In [3]:
import pyspark 
from pyspark.sql import SparkSession
from pyspark.sql.types import StructType, StructField, IntegerType, StringType, DoubleType
import numpy as np
from scipy.interpolate import griddata
from pyspark.sql.functions import col, struct, spark_partition_id
import math
import itertools
import pandas as pd
from pyspark.sql.functions import monotonically_increasing_id
from itertools import chain

spark = SparkSession.builder.getOrCreate()

#read the csv file and fix the headers
dataset = spark.read.csv("C:/Users/nikos/Desktop/partitiondata.csv", header=False).toDF("Id", "Text", "Latitude", "Longitude")

#retain the latitude, longitude, replace the characters and convert to float type 
latitude = dataset.rdd.map(lambda x: float(x[2].replace('"(', ''))).collect()
longitude = dataset.rdd.map(lambda x: float(x[3].replace(')"', ''))).collect()

#make the coordinates of x and y axis, from the minimum to the maximum value, and split each axis to 11 values
#thus we have a 10x10 grid
x, y = np.mgrid[min(longitude):max(longitude):11j, min(latitude):max(latitude):11j]

#the id of each cell of the grid
ids = np.zeros(len(longitude))

#chech each point of the dataset
for k in range(0,len(longitude)): 
    
    #check where longitude is less or equal to x, for each x of the grid 
    for idx, i in enumerate(x[1:,0]):
        if longitude[k] <= i:
            
            #check where latitude is less or equal to y, for each y of the grid 
            for jdx, j in enumerate(y[0,1:]):
                if latitude[k] <= j:
                    
                    #compute the id of the independent cell
                    ids[k] = idx*(len(x)-1) + jdx
                   
                    break
            break

#create a pandas dataframe with the ids of the cell and an increasing number to each row, as column
gridPandas = pd.DataFrame(ids, columns=['gridID'])
gridPandas.insert(0, 'IncreasingId', range(0, 0 + len(gridPandas)))

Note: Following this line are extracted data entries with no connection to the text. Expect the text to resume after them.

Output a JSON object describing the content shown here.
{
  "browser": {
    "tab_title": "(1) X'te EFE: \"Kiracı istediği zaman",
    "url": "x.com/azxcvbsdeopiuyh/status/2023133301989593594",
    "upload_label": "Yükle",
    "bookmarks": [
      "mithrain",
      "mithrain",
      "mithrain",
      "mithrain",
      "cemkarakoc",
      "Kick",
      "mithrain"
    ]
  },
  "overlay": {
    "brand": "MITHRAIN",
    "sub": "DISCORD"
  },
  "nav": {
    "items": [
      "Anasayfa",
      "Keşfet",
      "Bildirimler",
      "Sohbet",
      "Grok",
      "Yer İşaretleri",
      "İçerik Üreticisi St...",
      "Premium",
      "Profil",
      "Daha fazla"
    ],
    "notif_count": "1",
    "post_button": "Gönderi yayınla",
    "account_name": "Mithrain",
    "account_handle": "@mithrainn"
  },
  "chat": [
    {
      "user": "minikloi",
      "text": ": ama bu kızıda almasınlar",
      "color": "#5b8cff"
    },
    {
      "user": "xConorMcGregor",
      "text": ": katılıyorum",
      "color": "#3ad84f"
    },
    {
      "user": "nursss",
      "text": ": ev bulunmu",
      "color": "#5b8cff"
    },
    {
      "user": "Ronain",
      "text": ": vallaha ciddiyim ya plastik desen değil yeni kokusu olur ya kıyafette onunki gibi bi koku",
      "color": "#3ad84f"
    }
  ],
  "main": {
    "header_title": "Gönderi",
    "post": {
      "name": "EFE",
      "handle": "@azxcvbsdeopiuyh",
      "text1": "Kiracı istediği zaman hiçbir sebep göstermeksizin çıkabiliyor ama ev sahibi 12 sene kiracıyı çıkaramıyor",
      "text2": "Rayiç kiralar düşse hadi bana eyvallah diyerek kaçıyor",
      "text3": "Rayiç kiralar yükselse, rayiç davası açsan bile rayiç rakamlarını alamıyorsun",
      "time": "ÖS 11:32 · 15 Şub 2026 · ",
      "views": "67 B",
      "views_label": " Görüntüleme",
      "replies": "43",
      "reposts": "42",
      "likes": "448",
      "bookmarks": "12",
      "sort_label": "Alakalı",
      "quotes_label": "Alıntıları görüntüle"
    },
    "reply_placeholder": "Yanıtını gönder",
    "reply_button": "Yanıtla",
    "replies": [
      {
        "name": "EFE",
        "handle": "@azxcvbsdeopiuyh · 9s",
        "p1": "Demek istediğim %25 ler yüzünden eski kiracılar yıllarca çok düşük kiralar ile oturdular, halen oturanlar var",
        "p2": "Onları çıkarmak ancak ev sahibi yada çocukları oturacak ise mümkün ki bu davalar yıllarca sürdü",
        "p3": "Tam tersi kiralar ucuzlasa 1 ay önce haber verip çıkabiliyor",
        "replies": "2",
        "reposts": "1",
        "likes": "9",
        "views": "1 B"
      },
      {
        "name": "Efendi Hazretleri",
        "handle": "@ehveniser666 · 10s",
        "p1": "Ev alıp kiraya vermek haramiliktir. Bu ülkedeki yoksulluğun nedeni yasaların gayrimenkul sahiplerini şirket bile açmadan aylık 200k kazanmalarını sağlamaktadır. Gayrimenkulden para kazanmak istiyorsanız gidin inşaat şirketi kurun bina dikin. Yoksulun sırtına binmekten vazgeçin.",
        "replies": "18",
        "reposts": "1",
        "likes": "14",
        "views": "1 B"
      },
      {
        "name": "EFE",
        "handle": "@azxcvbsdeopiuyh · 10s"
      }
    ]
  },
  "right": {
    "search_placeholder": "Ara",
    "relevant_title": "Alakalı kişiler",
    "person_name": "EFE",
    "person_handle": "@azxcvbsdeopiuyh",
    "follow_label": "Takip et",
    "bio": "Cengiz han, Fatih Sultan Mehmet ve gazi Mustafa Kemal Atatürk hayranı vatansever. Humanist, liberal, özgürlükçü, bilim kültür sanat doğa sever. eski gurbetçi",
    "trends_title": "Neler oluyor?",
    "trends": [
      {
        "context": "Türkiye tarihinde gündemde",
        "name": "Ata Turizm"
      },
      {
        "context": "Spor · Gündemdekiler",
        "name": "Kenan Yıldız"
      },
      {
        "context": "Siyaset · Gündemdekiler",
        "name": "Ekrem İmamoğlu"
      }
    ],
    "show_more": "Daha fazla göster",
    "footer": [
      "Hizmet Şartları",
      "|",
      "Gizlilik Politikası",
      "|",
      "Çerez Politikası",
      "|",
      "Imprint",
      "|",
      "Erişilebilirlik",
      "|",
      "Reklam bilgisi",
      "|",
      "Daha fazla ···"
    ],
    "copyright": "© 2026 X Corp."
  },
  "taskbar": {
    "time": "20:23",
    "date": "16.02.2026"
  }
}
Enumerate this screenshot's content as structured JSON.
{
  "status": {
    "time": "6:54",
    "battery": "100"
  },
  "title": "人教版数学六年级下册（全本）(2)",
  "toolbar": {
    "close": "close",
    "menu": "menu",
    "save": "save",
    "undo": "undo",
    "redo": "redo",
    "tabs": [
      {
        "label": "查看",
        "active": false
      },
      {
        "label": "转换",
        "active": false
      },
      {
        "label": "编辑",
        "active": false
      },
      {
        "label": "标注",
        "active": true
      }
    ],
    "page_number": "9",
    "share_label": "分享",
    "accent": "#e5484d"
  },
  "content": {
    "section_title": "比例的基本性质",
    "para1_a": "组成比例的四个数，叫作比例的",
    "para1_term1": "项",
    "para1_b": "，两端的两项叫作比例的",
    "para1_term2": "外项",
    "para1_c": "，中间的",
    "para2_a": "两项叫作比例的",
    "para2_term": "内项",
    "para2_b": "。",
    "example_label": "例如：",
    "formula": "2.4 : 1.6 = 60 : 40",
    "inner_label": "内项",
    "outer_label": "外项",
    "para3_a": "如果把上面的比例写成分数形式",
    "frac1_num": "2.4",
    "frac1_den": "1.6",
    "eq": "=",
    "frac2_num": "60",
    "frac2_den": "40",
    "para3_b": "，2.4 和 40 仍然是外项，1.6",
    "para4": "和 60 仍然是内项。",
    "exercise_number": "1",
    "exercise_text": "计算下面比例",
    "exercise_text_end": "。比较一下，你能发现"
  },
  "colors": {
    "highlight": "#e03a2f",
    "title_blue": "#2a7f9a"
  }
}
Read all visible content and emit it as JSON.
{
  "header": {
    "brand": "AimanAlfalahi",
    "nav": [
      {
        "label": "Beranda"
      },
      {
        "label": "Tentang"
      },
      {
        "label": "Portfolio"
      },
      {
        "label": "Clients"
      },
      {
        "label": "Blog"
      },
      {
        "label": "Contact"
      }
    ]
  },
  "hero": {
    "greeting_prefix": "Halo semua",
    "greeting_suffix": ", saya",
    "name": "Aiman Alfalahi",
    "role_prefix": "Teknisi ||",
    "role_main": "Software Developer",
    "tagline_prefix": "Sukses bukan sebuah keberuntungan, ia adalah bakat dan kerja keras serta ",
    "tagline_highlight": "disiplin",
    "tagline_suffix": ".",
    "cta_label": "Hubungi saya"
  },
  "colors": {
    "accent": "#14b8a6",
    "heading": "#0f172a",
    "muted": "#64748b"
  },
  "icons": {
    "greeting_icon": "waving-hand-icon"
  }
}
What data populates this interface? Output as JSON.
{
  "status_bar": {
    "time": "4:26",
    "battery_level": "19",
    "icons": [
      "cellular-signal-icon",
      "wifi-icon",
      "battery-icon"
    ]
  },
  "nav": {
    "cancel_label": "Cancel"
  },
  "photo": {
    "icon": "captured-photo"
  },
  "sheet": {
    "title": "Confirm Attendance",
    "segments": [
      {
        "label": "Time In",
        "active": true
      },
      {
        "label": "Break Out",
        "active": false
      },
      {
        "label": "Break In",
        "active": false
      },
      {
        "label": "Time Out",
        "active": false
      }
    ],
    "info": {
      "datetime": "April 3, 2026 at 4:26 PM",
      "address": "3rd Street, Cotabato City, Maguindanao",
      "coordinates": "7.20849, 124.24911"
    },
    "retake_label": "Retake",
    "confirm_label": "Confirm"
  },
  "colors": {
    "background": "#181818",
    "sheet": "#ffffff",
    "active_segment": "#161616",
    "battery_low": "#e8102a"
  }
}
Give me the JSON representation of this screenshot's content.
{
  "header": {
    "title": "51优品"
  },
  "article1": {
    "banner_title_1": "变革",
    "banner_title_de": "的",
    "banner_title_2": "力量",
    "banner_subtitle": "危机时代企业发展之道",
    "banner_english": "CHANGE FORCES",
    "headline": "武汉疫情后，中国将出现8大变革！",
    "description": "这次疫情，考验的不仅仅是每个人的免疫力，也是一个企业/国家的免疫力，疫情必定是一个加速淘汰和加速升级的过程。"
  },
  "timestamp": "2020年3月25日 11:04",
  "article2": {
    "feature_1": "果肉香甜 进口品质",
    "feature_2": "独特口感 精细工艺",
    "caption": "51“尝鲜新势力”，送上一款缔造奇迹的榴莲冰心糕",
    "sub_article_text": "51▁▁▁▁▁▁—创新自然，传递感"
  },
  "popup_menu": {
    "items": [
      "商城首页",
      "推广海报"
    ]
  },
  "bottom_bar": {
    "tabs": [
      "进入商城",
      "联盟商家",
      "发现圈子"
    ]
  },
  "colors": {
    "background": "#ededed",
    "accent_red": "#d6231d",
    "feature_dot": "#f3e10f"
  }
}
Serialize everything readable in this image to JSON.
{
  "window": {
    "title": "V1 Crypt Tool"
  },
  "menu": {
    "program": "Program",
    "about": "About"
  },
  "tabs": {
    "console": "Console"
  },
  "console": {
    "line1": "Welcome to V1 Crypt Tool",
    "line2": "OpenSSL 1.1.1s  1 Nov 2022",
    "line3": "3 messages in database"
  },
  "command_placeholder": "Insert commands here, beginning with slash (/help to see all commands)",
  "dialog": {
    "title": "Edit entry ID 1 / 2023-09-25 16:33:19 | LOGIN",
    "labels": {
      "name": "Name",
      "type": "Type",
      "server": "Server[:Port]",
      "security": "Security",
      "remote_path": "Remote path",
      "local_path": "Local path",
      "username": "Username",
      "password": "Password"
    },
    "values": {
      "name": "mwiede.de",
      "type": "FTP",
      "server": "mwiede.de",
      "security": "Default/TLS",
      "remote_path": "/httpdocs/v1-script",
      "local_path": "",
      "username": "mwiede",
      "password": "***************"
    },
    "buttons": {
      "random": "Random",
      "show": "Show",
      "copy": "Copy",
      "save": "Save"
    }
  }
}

#create a spark dataframe from the pandas dataframe
gridPartition = spark.createDataFrame(gridPandas)

#create a column to the dataframe "dataset" with an increasing number in each row
data = dataset.withColumn("IncreasingId", monotonically_increasing_id())

#name the two dataframes
sqlContext.registerDataFrameAsTable(gridPartition, 'gridPartition')
sqlContext.registerDataFrameAsTable(data, 'data')

#join two dataframes based on the increasing number that has created
df2 = sqlContext.sql("SELECT data.Id, data.Text, data.Latitude, data.Longitude, gridPartition.gridID FROM data INNER JOIN gridPartition ON data.IncreasingId=gridPartition.IncreasingId")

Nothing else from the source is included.